There was a risk that Button’s reluctance to step decisively into retirement would cost him the fitting farewell a driver of his stature deserved, even if a mechanical failure at the season finale in Abu Dhabi – followed by a stand-in appearance in Monaco the following May – did eventually bring some kind of closure.
The great benefit for Button himself, however? When it became obvious he would not be coming back, he did not need to explicitly say so.
The dreaded R-word was left unsaid as new stars rose and the 2009 World Champion faded into the background to transition peacefully into his new life.
For all Ricciardo’s claims that he is determined to be back in 2024, his prospects of a Formula 1 return are almost certain to depend on two key factors.
The first? That a team is prepared to overlook the unflattering evidence of his McLaren career and can be persuaded that the Daniel of old, even at the age of 34, is still in there somewhere.

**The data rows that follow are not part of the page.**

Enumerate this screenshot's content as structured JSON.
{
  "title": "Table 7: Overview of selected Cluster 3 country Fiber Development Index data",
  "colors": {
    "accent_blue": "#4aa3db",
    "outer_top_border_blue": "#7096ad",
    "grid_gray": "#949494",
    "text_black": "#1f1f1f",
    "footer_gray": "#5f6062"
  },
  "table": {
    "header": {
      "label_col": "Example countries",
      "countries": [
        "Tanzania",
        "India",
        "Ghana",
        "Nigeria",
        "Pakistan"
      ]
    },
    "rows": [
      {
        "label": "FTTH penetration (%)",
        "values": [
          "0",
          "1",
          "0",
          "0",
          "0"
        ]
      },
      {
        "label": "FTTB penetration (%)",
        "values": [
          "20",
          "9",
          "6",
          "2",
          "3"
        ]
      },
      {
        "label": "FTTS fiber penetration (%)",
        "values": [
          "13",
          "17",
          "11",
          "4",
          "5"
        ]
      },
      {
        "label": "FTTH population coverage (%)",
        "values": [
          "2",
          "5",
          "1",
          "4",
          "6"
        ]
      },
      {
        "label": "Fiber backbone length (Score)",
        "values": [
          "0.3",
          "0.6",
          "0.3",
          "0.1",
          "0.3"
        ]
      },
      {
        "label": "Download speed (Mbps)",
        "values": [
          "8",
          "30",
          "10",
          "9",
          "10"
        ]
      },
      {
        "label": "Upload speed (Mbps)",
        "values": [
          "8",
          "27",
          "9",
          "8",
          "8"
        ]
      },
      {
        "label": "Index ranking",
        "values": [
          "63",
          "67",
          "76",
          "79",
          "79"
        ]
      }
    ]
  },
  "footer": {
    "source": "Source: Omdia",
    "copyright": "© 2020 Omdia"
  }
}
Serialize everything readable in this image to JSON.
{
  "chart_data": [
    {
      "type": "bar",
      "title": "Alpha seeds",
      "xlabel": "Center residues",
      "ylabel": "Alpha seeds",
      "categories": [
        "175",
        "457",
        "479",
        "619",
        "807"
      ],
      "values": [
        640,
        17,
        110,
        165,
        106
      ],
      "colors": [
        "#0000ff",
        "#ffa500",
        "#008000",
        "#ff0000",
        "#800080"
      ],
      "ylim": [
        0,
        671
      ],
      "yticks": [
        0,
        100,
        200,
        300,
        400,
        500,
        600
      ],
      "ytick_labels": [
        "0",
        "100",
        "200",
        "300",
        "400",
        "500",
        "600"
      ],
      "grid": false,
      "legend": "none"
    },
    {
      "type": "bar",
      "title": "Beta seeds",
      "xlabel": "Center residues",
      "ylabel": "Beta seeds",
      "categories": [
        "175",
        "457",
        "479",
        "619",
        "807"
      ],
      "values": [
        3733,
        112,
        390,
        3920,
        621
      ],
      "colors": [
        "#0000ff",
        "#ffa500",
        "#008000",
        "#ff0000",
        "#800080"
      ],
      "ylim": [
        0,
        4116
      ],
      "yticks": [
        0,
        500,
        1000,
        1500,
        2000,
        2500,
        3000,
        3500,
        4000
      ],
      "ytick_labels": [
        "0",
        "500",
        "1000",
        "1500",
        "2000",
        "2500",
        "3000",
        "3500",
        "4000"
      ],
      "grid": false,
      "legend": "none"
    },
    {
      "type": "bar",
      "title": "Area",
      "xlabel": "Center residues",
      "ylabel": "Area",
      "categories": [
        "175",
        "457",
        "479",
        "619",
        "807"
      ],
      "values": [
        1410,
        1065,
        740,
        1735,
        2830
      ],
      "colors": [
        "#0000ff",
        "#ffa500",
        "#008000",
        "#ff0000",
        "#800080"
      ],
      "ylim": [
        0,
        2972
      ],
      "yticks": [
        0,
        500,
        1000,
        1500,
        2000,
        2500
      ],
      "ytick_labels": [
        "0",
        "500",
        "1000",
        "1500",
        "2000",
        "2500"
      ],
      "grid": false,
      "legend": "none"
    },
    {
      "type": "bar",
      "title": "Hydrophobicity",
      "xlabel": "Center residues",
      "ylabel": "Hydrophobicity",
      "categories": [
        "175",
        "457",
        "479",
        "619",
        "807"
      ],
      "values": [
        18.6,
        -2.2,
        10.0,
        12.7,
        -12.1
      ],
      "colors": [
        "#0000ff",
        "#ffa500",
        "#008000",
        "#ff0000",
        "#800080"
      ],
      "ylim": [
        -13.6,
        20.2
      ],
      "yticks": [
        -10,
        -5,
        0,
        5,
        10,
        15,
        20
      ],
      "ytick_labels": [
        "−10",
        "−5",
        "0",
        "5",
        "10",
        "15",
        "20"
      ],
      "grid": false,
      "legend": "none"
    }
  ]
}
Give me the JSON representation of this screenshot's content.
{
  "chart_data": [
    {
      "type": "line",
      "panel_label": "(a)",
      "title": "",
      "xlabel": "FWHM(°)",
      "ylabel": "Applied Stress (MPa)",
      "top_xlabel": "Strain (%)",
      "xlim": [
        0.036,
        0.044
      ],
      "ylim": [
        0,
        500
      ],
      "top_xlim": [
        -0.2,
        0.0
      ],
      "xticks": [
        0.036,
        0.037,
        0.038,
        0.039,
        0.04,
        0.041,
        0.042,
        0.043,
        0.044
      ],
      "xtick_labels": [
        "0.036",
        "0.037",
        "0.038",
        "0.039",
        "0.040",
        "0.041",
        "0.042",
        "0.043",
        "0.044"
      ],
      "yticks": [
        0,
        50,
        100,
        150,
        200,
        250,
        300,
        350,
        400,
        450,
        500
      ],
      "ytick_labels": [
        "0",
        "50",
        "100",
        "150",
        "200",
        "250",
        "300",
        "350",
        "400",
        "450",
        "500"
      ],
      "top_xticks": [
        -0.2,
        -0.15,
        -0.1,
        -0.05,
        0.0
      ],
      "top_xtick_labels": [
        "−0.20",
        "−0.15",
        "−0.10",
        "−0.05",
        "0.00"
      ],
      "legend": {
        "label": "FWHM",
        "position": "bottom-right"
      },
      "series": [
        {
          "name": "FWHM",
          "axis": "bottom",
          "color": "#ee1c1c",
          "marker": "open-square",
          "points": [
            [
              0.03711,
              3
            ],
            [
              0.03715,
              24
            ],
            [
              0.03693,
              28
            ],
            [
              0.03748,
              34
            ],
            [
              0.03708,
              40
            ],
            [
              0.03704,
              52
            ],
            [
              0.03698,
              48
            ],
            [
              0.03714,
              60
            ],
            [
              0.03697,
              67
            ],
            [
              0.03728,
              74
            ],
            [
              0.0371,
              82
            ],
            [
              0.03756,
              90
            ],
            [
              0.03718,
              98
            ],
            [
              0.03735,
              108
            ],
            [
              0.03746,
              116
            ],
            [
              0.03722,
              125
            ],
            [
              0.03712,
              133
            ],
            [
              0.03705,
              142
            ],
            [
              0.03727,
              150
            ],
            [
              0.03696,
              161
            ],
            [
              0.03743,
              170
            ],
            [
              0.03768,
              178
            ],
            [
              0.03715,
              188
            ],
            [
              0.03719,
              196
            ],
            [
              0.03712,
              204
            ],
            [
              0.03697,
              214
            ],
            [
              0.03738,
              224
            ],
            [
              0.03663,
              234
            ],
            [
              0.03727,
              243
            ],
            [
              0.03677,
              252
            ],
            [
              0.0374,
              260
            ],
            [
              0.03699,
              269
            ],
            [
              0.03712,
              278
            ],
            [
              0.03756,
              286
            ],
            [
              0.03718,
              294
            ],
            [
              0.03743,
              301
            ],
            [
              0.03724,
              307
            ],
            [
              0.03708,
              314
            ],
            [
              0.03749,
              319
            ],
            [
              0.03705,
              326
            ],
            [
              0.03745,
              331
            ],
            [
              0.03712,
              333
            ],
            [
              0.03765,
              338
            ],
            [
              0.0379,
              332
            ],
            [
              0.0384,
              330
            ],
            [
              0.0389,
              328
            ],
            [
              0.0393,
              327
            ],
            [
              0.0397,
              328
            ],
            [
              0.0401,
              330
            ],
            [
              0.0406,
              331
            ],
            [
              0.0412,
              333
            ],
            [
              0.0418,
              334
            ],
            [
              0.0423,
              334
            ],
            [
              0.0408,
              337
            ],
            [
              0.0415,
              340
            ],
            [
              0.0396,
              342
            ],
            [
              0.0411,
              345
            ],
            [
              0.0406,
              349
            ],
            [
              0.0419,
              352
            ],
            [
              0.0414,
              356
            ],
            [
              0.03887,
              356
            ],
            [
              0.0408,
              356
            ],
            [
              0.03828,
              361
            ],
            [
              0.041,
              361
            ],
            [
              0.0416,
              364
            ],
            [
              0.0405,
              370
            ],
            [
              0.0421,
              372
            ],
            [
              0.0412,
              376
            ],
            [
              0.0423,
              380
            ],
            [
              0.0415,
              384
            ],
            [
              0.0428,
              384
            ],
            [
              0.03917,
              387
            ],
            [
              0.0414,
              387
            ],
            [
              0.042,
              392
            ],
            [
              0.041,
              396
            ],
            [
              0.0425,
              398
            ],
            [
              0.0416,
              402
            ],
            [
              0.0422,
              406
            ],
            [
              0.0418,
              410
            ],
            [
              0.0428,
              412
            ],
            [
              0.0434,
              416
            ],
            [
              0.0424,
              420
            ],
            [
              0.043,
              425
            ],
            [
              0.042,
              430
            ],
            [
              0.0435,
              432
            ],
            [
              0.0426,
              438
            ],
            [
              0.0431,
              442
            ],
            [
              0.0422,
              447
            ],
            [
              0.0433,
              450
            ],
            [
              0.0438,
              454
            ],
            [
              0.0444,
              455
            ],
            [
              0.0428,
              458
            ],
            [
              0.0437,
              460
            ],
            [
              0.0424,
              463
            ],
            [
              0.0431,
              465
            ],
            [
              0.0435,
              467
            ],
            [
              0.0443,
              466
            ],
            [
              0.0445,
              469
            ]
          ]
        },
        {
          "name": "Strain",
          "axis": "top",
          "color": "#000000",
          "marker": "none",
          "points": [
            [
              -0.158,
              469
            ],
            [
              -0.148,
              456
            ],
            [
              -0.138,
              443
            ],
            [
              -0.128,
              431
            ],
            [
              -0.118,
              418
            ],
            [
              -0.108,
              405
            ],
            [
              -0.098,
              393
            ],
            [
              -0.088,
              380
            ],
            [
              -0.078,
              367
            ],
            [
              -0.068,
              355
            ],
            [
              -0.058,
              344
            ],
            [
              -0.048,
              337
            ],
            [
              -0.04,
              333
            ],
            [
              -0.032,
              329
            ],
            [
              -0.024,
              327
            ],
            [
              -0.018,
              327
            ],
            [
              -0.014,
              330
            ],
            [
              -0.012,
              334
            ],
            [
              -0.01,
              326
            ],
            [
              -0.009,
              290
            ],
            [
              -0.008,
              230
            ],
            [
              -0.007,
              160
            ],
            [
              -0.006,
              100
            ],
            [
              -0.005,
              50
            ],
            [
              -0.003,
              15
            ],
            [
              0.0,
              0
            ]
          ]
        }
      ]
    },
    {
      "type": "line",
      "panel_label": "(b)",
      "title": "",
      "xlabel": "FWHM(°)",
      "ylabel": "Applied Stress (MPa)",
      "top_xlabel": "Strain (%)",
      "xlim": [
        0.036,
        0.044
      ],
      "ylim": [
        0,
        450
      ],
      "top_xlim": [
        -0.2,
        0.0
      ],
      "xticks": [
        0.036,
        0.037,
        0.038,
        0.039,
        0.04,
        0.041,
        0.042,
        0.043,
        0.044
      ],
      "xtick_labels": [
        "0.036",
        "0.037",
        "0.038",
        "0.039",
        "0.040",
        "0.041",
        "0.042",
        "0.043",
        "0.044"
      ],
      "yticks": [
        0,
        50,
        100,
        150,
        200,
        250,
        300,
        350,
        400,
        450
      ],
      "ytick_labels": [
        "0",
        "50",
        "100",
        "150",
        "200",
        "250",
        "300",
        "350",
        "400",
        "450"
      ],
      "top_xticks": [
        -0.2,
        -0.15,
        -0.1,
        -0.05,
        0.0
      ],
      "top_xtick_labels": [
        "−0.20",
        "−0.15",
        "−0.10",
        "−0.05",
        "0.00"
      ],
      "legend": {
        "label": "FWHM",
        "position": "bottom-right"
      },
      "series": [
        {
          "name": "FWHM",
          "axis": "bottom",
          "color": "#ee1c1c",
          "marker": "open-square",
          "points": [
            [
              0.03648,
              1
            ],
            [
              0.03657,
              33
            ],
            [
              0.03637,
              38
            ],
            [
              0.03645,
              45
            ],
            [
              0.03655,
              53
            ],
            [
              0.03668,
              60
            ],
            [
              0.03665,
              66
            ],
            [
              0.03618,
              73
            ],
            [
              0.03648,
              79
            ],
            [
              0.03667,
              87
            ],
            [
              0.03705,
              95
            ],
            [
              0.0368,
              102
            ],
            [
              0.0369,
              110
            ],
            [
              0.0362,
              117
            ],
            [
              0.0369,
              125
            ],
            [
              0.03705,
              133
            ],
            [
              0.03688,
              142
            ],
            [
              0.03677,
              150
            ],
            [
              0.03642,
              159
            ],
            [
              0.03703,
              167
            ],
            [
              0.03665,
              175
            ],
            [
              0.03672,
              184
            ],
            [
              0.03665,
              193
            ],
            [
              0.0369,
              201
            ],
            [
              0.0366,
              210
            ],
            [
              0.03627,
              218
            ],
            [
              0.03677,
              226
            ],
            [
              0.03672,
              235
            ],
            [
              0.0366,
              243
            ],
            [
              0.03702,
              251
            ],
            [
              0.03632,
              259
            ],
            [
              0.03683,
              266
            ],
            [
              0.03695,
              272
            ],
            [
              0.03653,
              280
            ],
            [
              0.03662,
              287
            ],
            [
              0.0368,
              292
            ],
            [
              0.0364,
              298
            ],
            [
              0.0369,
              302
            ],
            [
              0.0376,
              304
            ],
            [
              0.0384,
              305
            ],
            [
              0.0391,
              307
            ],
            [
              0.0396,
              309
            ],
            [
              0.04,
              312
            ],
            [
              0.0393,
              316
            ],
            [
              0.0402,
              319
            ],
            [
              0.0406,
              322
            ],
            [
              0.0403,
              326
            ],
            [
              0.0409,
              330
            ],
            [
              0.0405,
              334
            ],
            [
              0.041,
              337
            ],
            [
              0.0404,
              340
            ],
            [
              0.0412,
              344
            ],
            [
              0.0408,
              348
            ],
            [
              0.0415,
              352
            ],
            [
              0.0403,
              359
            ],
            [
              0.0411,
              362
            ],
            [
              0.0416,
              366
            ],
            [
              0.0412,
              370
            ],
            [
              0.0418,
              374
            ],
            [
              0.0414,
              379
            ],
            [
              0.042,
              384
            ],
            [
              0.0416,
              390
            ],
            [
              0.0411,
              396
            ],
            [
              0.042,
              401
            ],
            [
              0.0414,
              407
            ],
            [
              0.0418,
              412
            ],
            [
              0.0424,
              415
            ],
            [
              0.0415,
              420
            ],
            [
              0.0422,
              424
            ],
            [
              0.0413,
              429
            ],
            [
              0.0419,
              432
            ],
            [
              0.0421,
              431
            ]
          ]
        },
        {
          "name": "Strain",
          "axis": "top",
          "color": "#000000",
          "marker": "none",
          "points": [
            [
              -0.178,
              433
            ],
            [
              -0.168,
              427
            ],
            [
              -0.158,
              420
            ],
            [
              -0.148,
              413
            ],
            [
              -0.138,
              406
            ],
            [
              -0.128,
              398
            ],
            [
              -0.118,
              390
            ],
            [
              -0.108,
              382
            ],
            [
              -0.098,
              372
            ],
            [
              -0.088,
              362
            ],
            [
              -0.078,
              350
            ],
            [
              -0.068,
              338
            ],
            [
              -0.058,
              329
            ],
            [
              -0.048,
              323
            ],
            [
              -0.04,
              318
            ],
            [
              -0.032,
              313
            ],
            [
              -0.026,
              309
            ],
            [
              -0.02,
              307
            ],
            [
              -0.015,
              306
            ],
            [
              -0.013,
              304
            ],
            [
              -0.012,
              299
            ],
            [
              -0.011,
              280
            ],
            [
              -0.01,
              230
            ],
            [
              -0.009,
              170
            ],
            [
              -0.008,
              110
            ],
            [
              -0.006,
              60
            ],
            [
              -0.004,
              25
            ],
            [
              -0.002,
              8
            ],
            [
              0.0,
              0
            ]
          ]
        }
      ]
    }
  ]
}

The second? That Ricciardo does not consider that team to be beneath him, having already rejected the opportunity to remain on the grid with Haas in 2023.
And that’s assuming you rule out the possibility that, during his time away, Ricciardo comes to the realization that he can live without Formula 1 after all and that the sport no longer figures in his plans.
It is something, you suspect, that Daniel is still to work out for himself.
“It’s obviously beat me down a bit, the last couple of years, and that’s why I need a little bit of time removed from it to find a part of myself again and rebuild a little bit,” he said after the checked flag in Abu dhabi
Whatever you do, don’t use the R-word and don’t under any circumstances call it a goodbye. Call it ‘returning home as Red Bull’s new reserve driver’ instead.